I really liked this post https://rpubs.com/Jouni_Helske/225931 (mentioned in the issue you pointed out). Following one of the (rather simple) tests, which as you suggested the simple 1:njobs does not pass, I wrote this simple (sort of arbitrary) function:

# A naive seeding function
new_seeds <- function(nseeds) {

  sum_of_seed <- sum(.Random.seed)
  sum_of_seed <- sum_of_seed - (sum_of_seed %/% 100L)*100L
  seeds <- (1L:nseeds) * 10L
  (seeds + sum_of_seed ^ (1L:nseeds %% 2L))[order(stats::runif(nseeds))]

}

# "Test" from https://rpubs.com/Jouni_Helske/225931
last_rand_seq <- list()
random <- function(kind) {
  set.seed(123)
  RNGkind(kind = kind)
  x <- numeric(1e5)
  seeds <- new_seeds(1e5)
  for(i in seq_along(x)){
    set.seed(seeds[i])
    x[i] <- runif(1)
  }

  last_rand_seq <<- c(last_rand_seq, list(x))

  acf(x, main = kind)
}
kinds <- c("Mersenne-Twister", "Marsaglia-Multicarry", "L'Ecuyer-CMRG")

invisible(sapply(kinds, random)) # Looks nice, no autocorrelation

This function is reproducible, i.e., seeds can be reproduced.
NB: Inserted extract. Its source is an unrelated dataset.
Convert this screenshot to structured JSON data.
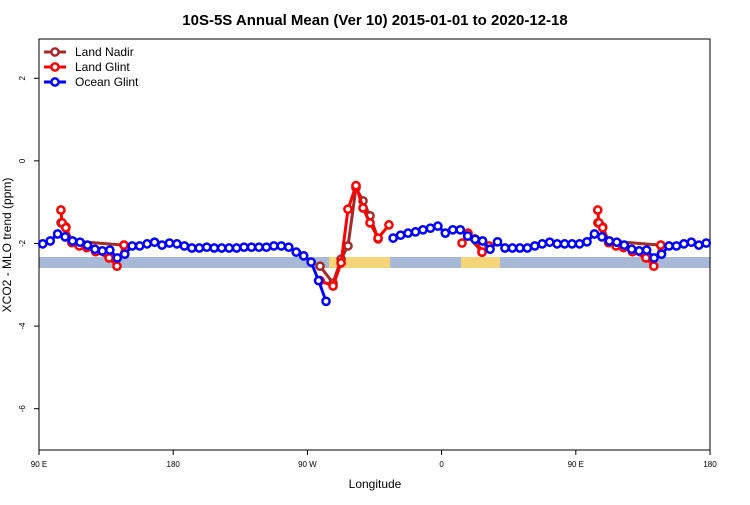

Will including this function to generate the random seeds instead of using 1:njobs be enough for JOSS? From what I read in the discussion this is still a problem without a clear solution.
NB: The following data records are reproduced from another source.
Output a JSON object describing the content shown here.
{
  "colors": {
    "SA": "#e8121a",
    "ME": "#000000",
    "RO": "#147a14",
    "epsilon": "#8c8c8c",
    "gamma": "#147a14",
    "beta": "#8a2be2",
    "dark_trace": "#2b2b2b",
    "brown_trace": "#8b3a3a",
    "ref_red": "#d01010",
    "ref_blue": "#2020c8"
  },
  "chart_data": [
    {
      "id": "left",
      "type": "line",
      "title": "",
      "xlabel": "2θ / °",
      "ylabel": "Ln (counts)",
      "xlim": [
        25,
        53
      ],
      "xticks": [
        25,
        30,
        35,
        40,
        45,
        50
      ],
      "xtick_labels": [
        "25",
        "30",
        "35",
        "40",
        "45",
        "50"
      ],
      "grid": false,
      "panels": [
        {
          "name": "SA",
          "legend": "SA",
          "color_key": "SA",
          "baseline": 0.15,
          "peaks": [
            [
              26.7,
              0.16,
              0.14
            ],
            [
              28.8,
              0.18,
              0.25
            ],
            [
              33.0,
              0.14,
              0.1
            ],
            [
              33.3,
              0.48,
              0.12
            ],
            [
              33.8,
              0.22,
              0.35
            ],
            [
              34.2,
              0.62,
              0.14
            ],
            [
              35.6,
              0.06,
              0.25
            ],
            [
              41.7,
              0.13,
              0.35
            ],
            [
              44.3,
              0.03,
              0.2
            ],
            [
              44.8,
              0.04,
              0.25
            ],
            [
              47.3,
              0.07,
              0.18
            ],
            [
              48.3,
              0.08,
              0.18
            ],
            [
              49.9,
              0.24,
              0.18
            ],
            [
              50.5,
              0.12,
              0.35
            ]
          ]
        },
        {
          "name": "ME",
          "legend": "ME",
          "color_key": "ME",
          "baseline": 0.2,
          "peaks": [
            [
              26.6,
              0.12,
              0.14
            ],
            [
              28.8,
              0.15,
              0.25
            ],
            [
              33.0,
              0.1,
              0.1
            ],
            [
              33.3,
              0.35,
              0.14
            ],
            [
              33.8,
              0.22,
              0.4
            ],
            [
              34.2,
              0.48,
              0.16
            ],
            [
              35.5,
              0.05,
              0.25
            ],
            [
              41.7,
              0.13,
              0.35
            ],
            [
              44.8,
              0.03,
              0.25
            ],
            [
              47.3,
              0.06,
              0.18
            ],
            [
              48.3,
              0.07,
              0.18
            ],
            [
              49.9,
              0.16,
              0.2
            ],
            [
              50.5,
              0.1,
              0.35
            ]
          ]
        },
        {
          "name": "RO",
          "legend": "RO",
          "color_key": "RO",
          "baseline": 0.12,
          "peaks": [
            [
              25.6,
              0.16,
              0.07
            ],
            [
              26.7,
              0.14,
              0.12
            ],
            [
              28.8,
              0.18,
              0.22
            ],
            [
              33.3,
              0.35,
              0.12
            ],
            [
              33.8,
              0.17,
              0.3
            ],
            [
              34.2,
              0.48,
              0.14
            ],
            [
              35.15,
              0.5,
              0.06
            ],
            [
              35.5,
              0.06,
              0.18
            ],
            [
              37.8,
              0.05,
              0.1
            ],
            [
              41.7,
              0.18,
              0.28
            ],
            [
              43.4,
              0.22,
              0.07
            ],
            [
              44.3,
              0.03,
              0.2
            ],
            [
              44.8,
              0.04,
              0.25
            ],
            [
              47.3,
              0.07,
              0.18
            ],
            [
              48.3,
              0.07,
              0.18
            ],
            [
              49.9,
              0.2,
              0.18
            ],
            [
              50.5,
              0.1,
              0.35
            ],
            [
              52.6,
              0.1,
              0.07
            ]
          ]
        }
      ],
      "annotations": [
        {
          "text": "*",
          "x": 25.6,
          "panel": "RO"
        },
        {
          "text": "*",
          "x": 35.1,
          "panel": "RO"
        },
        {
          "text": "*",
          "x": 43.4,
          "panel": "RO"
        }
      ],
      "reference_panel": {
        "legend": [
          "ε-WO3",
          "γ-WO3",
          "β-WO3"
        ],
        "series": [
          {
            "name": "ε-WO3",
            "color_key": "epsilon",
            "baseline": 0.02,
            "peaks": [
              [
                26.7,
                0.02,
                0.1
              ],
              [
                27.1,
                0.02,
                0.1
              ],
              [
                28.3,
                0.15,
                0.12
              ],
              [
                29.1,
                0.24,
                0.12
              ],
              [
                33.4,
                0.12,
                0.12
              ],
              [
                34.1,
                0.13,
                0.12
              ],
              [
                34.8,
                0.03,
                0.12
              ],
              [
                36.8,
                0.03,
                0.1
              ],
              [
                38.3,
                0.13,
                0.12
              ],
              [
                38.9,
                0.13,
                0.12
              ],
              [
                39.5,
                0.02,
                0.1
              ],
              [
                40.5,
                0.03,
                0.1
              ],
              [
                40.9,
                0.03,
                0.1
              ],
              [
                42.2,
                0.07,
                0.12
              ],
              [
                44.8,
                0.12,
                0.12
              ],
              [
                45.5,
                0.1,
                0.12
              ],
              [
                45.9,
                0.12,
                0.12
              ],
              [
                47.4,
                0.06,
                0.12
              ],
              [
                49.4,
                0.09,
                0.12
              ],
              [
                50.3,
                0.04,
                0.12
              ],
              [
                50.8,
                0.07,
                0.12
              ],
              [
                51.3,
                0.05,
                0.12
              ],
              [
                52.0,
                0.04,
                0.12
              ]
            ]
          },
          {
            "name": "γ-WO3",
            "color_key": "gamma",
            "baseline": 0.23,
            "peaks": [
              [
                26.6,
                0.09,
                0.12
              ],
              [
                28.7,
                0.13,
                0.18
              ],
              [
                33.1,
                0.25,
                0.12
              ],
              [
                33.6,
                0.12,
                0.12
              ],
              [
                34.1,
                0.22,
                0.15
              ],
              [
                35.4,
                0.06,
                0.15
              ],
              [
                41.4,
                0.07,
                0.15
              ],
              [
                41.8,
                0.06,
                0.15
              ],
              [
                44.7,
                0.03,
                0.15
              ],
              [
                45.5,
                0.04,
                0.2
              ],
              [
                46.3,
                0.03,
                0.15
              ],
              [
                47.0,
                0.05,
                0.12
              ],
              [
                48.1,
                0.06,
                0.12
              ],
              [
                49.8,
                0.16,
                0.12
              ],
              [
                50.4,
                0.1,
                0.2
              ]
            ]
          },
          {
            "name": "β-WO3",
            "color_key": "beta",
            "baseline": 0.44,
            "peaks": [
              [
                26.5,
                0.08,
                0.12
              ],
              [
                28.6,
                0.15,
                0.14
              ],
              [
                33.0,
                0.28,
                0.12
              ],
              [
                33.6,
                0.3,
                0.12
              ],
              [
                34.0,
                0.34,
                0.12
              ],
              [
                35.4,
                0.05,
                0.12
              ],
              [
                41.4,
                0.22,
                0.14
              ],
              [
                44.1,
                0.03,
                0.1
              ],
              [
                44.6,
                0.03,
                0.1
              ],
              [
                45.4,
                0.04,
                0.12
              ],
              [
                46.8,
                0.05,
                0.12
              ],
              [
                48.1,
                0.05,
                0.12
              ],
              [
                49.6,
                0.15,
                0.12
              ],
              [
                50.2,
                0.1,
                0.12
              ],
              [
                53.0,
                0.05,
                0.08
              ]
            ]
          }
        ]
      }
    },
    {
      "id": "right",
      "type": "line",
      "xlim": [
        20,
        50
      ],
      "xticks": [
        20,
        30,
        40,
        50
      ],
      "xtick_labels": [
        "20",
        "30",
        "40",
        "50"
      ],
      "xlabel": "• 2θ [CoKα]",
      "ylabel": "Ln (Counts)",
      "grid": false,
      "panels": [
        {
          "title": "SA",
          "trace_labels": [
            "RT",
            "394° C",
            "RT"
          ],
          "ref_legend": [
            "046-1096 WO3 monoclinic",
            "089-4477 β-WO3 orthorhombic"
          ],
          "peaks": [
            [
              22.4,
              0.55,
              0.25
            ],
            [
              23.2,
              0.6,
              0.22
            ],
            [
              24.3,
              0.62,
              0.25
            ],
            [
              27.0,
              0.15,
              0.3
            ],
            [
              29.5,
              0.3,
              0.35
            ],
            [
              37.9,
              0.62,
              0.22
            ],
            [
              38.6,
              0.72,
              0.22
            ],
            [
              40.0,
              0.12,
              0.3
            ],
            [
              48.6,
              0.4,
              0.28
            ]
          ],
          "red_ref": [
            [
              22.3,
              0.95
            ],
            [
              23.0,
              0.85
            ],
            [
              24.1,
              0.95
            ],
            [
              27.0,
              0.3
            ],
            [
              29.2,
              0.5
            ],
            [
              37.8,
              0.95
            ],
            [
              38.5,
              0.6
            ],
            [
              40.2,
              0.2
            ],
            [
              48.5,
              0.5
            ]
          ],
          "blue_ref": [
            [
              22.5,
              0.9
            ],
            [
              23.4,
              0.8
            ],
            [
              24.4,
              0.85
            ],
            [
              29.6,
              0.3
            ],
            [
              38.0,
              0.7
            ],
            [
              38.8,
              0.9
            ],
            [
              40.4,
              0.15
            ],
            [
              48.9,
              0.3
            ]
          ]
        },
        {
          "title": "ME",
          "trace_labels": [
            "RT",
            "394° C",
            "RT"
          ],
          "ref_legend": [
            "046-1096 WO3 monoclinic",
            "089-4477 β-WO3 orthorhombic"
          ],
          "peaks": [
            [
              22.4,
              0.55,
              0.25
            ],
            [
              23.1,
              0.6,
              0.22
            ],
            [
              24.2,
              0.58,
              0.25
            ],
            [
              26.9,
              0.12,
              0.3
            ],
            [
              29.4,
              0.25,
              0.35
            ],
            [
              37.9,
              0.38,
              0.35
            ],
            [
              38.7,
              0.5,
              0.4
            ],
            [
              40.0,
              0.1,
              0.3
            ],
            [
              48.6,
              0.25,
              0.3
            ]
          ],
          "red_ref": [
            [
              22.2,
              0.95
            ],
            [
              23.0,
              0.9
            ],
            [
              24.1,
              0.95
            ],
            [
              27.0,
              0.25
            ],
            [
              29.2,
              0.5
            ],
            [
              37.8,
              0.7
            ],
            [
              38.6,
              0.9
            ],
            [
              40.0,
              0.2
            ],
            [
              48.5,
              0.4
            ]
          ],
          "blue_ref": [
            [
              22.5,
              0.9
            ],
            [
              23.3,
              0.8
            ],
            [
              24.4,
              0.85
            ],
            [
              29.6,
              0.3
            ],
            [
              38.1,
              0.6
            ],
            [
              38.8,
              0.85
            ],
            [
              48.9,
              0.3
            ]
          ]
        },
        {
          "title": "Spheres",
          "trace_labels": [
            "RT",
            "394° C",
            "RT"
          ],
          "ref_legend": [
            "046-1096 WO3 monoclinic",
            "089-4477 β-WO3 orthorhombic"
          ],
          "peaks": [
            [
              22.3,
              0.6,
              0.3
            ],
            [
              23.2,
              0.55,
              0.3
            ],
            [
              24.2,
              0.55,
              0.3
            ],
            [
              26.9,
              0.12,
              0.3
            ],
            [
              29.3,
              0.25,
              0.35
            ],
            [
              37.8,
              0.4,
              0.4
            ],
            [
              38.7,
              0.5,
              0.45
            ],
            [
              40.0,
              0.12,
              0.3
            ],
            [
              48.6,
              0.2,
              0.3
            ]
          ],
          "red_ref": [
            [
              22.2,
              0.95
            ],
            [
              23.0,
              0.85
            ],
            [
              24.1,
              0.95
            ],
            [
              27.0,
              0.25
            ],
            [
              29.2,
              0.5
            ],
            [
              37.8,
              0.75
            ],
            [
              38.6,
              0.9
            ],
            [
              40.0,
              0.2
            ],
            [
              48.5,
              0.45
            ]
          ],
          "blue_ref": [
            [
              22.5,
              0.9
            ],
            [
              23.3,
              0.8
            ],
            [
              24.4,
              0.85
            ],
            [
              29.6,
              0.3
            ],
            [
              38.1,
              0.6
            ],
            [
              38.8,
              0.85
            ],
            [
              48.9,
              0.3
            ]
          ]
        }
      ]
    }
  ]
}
mllg commented 5 years ago

I'm not sure I understand how the function new_seeds() helps to solve the problem

Your seeds are determined by the current RNG state on which you apply some transformations. Wouldn't you get the same quality of randomness with as.integer(runif(nseeds, 1, .Machine$integer.max))?

Either way, I think that the proposed solution (or just calling runif()) would be sufficient for me -- the arguably better solution is the one proposed by @HenrikBengtsson in the linked issue.

Note that there are two special cases which you might also need to address to get the seeding right:

1) .Random.seed is NULL until the RNG is initiated (usually by drawing the first random number). 2) sum(.Random.seed) might overflow.